Le règlement précise par ailleurs que « la Commission, [l’Efsa], et les États membres ont entamé les travaux en vue de l’établissement de [la liste des coformulants qui ne sont pas acceptés pour être introduits dans les produits phytopharmaceutiques] ».

En marge de la présentation du rapport de l’Anses sur l’exposition des travailleurs aux pesticides, la création de cette liste avait été annoncée par Ségolène Royal la semaine dernière. L’Anses s’est par ailleurs déjà chargée de ce travail (2). Ces dispositions à l’échelle européenne sont donc les mêmes que celles prise à l’échelle nationale.

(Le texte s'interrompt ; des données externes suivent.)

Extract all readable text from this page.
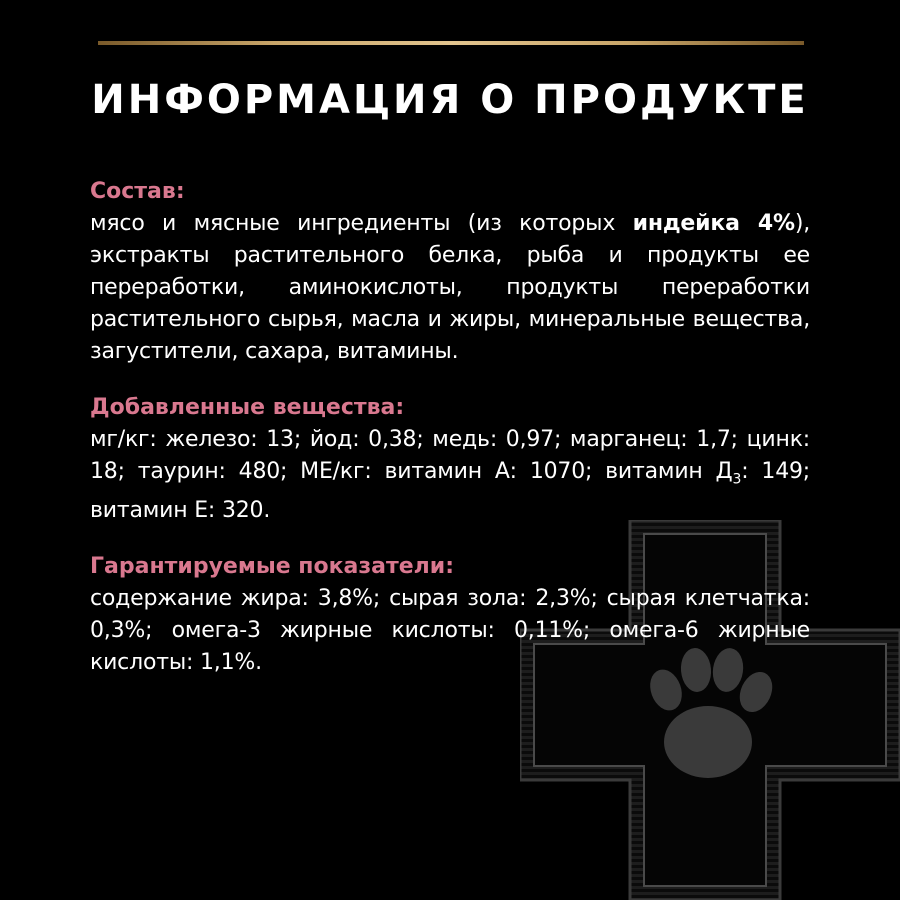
ИНФОРМАЦИЯ О ПРОДУКТЕ

Состав:

мясо и мясные ингредиенты (из которых индейка 4%), экстракты растительного белка, рыба и продукты ее переработки, аминокислоты, продукты переработки растительного сырья, масла и жиры, минеральные вещества, загустители, сахара, витамины.

Добавленные вещества:

мг/кг: железо: 13; йод: 0,38; медь: 0,97; марганец: 1,7; цинк: 18; таурин: 480; МЕ/кг: витамин А: 1070; витамин $Д_3$: 149; витамин Е: 320.

Гарантируемые показатели:

содержание жира: 3,8%; сырая зола: 2,3%; сырая клетчатка: 0,3%; омега-3 жирные кислоты: 0,11%; омега-6 жирные кислоты: 1,1%.
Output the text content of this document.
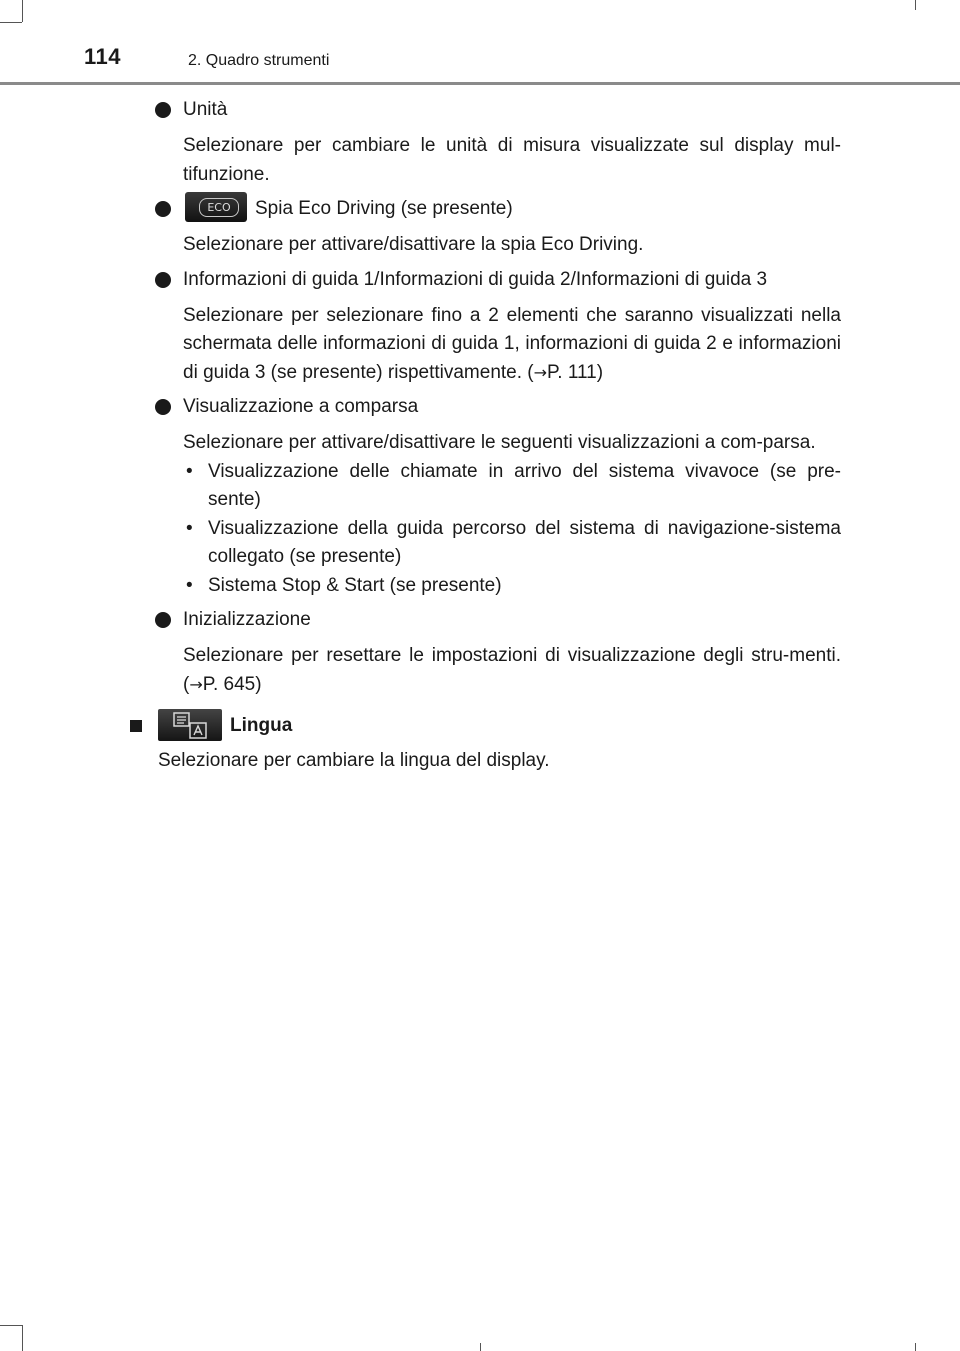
114	2. Quadro strumenti
Unità
Selezionare per cambiare le unità di misura visualizzate sul display mul-tifunzione.
ECO	Spia Eco Driving (se presente)
Selezionare per attivare/disattivare la spia Eco Driving.
Informazioni di guida 1/Informazioni di guida 2/Informazioni di guida 3
Selezionare per selezionare fino a 2 elementi che saranno visualizzati nella schermata delle informazioni di guida 1, informazioni di guida 2 e informazioni di guida 3 (se presente) rispettivamente. (→P. 111)
Visualizzazione a comparsa
Selezionare per attivare/disattivare le seguenti visualizzazioni a com-parsa.
• Visualizzazione delle chiamate in arrivo del sistema vivavoce (se pre-sente)
• Visualizzazione della guida percorso del sistema di navigazione-sistema collegato (se presente)
• Sistema Stop & Start (se presente)
Inizializzazione
Selezionare per resettare le impostazioni di visualizzazione degli stru-menti. (→P. 645)
Lingua
Selezionare per cambiare la lingua del display.
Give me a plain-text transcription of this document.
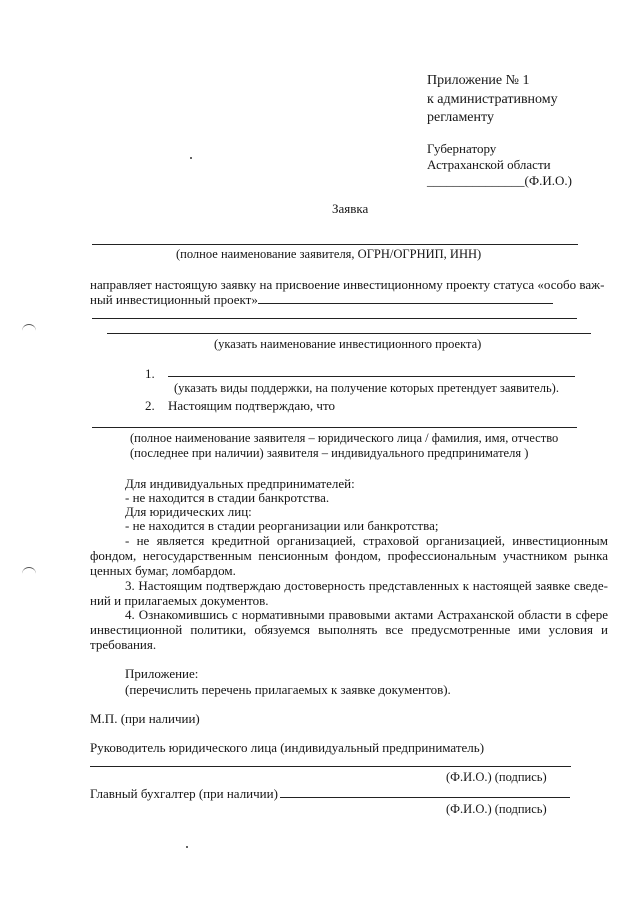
Приложение № 1
к административному
регламенту
Губернатору
Астраханской области
_______________(Ф.И.О.)
Заявка
(полное наименование заявителя, ОГРН/ОГРНИП, ИНН)
направляет настоящую заявку на присвоение инвестиционному проекту статуса «особо важ-
ный инвестиционный проект»
(указать наименование инвестиционного проекта)
1.
(указать виды поддержки, на получение которых претендует заявитель).
2. Настоящим подтверждаю, что
(полное наименование заявителя – юридического лица / фамилия, имя, отчество
(последнее при наличии) заявителя – индивидуального предпринимателя )
Для индивидуальных предпринимателей:
- не находится в стадии банкротства.
Для юридических лиц:
- не находится в стадии реорганизации или банкротства;
- не является кредитной организацией, страховой организацией, инвестиционным фондом, негосударственным пенсионным фондом, профессиональным участником рынка ценных бумаг, ломбардом.
3. Настоящим подтверждаю достоверность представленных к настоящей заявке сведе-ний и прилагаемых документов.
4. Ознакомившись с нормативными правовыми актами Астраханской области в сфере инвестиционной политики, обязуемся выполнять все предусмотренные ими условия и требования.
Приложение:
(перечислить перечень прилагаемых к заявке документов).
М.П. (при наличии)
Руководитель юридического лица (индивидуальный предприниматель)
(Ф.И.О.) (подпись)
Главный бухгалтер (при наличии)
(Ф.И.О.) (подпись)
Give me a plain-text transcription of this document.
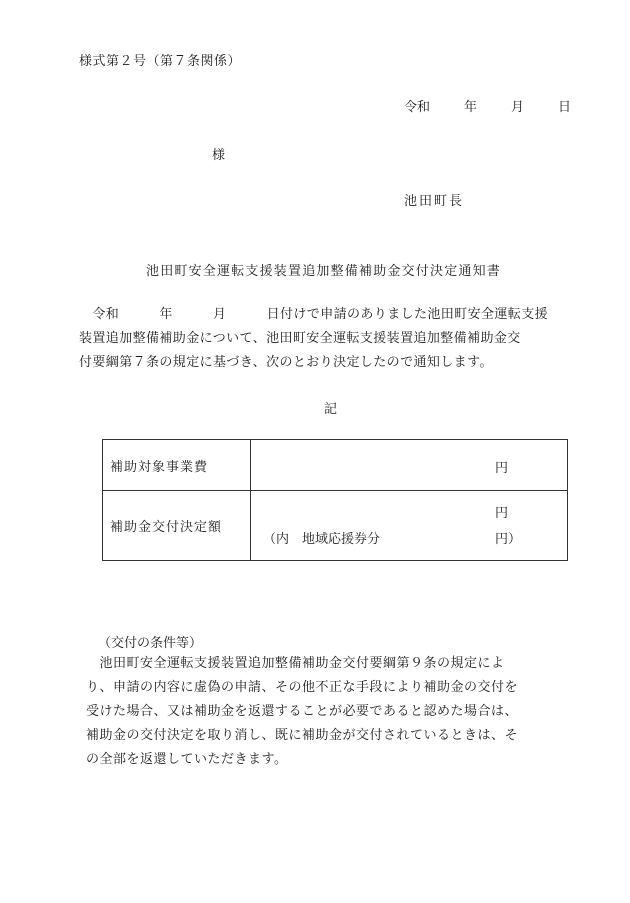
様式第２号（第７条関係）
令和	年	月	日
様
池田町長
池田町安全運転支援装置追加整備補助金交付決定通知書
　令和　　　年　　　月　　　日付けで申請のありました池田町安全運転支援
装置追加整備補助金について、池田町安全運転支援装置追加整備補助金交
付要綱第７条の規定に基づき、次のとおり決定したので通知します。
記
補助対象事業費	円

補助金交付決定額	円
（内　地域応援券分 円）
（交付の条件等）
　池田町安全運転支援装置追加整備補助金交付要綱第９条の規定によ
り、申請の内容に虚偽の申請、その他不正な手段により補助金の交付を
受けた場合、又は補助金を返還することが必要であると認めた場合は、
補助金の交付決定を取り消し、既に補助金が交付されているときは、そ
の全部を返還していただきます。
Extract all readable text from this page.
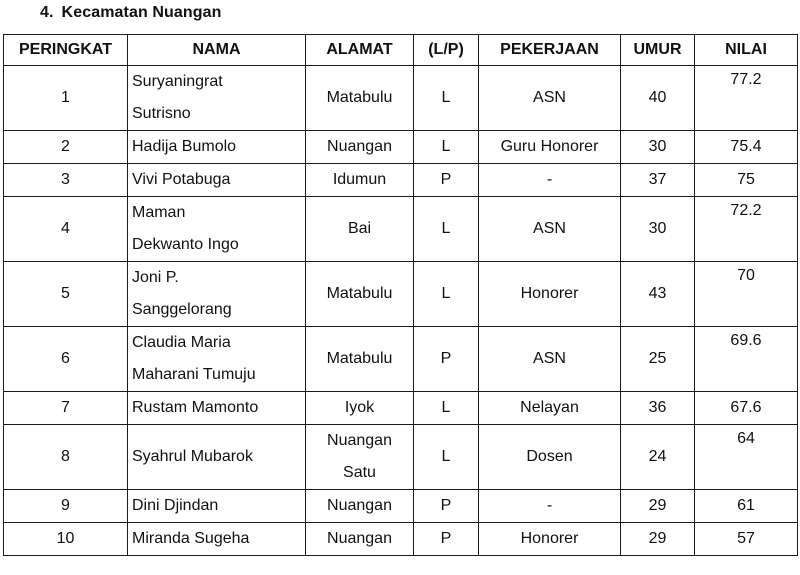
4. Kecamatan Nuangan
PERINGKAT	NAMA	ALAMAT	(L/P)	PEKERJAAN	UMUR	NILAI
1	Suryaningrat
Sutrisno	Matabulu	L	ASN	40	77.2
2	Hadija Bumolo	Nuangan	L	Guru Honorer	30	75.4
3	Vivi Potabuga	Idumun	P	-	37	75
4	Maman
Dekwanto Ingo	Bai	L	ASN	30	72.2
5	Joni P.
Sanggelorang	Matabulu	L	Honorer	43	70
6	Claudia Maria
Maharani Tumuju	Matabulu	P	ASN	25	69.6
7	Rustam Mamonto	Iyok	L	Nelayan	36	67.6
8	Syahrul Mubarok	Nuangan
Satu	L	Dosen	24	64
9	Dini Djindan	Nuangan	P	-	29	61
10	Miranda Sugeha	Nuangan	P	Honorer	29	57
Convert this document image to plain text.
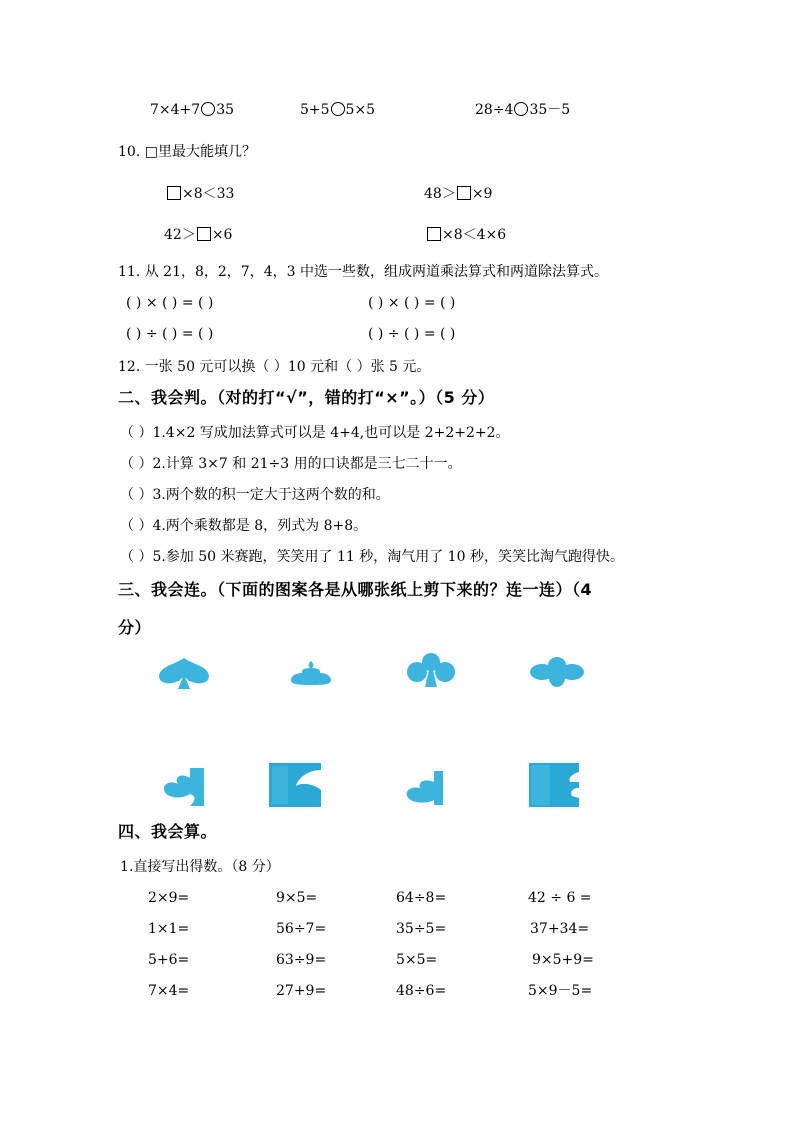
7×4+7 35	5+5 5×5	28÷4 35－5
10. □里最大能填几？
×8＜33	48＞ ×9
42＞ ×6	×8＜4×6
11. 从 21，8，2，7，4，3 中选一些数，组成两道乘法算式和两道除法算式。
( ) × ( ) = ( )	( ) × ( ) = ( )
( ) ÷ ( ) = ( )	( ) ÷ ( ) = ( )
12. 一张 50 元可以换（ ）10 元和（ ）张 5 元。
二、我会判。（对的打“√”，错的打“×”。）（5 分）
（ ）1.4×2 写成加法算式可以是 4+4,也可以是 2+2+2+2。
（ ）2.计算 3×7 和 21÷3 用的口诀都是三七二十一。
（ ）3.两个数的积一定大于这两个数的和。
（ ）4.两个乘数都是 8，列式为 8+8。
（ ）5.参加 50 米赛跑，笑笑用了 11 秒，淘气用了 10 秒，笑笑比淘气跑得快。
三、我会连。（下面的图案各是从哪张纸上剪下来的？连一连）（4
分）
四、我会算。
1.直接写出得数。（8 分）
2×9=	9×5=	64÷8=	42 ÷ 6 =
1×1=	56÷7=	35÷5=	37+34=
5+6=	63÷9=	5×5=	9×5+9=
7×4=	27+9=	48÷6=	5×9－5=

Restriction dans les espaces publics

Dans l’objectif de réduire la dépendance à l’égard de l’utilisation des pesticides, et « étant donné que les produits phytopharmaceutiques contenant du glyphosate sont largement utilisés pour des applications non agricoles », la Commission charge les États membres de veiller à ce que l’utilisation de produits à base de glyphosate « soit limitée au maximum ou interdite » dans les jardins et parcs publics, les terrains de sport et les loisirs, les terrains de jeux pour enfants et à proximité immédiate des établissements de soins.

Usage en prérécolte

Le règlement précise aussi les usages en prérécolte pour lesquels l’utilisation du glyphosate relève d’une « bonne pratique agricole ». Ainsi, « arrêter ou prévenir la croissance indésirable de mauvaises herbes » y est conforme alors que « contrôler le moment de la récolte ou optimiser le battage » ne l’est pas. La responsabilité de la conformité aux bonnes pratiques des utilisations de produits à base de glyphosate en prérécolte incombe aux États membres qui les autorisent. La France est peu concernée par cet usage. En revanche et selon plusieurs sources, il est fréquent au Royaume-Uni.

A.Cas.

(1) Autorité européenne de sécurité des aliments

(2) Agence nationale de sécurité sanitaire, qui note, dans l’avis du 9 février relatifs à la cancérogénicité du glyphosate qu’elle « poursuit ses travaux [...] sur les risques liés aux coformulants présents dans l’ensemble des préparations phytopharmaceutiques, avec une priorité donnée aux préparations à base de glyphosate ».